Emma Jones (née Buchanan) (1835 – after 1881) was a New Zealand author, amateur fern collector and painter. She is known for collecting a small number of fern specimens in New Zealand, which were used by Joseph Dalton Hooker in his Handbook of the New Zealand Flora.

==Biography==
Born in Stepney in London, Emma Buchanan was the eldest daughter of Emma and Andrew Buchanan. The Buchanan family emigrated to New Zealand on the Dinapore in 1857. Also on board were a widower, Humphrey Stanley Herbert Jones (1817–1902), and his sister Elizabeth Stack. Four months after arriving in Auckland she married Jones, the commissary general of the British forces in New Zealand. They were married by Bishop George Selwyn at St Stephen's Chapel in Auckland, on 1 December 1857. In the same ceremony, Jones's sister Edith Buchanan married Alexander Clerk, Humphrey Jones's deputy in the commissariat.
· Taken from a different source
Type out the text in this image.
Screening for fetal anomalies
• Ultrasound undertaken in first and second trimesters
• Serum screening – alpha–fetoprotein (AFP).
Eliza Stack's journal records that almost as soon as they had arrived in New Zealand, a Dr Prendergast helped Jones to identify ferns she collected from caves at Three Kings. Stack also recounts several trips taken with Humphrey and Emma Jones around New Zealand, including collecting trips for ferns and mosses for Stack's and Jones's collections.

The Joneses built the house Clovernook in Auckland, but eventually returned to England. They did not have any children. It is not known when Emma Jones died. Humphrey Jones is recorded in the 1881 census as married and retired, staying at a hotel in Penzance. Humphrey Jones died in Italy in 1902, but his death notices do not record if Emma predeceased him, although Stack's journal mentions visiting her brother in Bordighera in 1895, without mentioning Emma.

A watercolour painting by Emma is in the Auckland City Art Gallery collection.

== Botanical contributions ==
Jones was the author of the Handbook to the Ferns of New Zealand, chiefly compiled from Dr Hooker's "Flora Novae Zelandiae", Sir Wm. J. Hooker's "Species Filicum", etc. The 32 page pamphlet was sold for two shillings and six pence to raise funds for expenses incurred in the erection of St. Mary's Church, Parnell, Auckland. The handbook was printed in 1861, and Eric Godley regarded it as the first Flora printed in New Zealand, 'holding the fort' until the printing of Hooker's Handbook of the New Zealand Flora appeared in 1864. Godley notes that although much of the material in the handbook was borrowed from Hooker, the sections which are Jones's own show her to be "no mean botanist".

Hooker's Handbook of the New Zealand Flora (1864) references the following Jones' collections: Todea africana at Hokianga; Adiantum formosum at Kaipara and Whangarei; Loxsoma cunninghamii at Waitemata; Gymnogramme leptophylla on the summit of Mount Wellington; Hypolepis distans at Manakau Heads; Loxsoma cunninghamii at Coromandel; Nephrodium molle at Rotomahana; Aspidium cystostegia, Cystopteris fragilis, Lomaria elongata, Lomaria vulcanica and Marattia salicina in the Mt Egmont Range; Hymenophyllum aeruginosum at Wellington; Lomaria vulcanica at Nelson.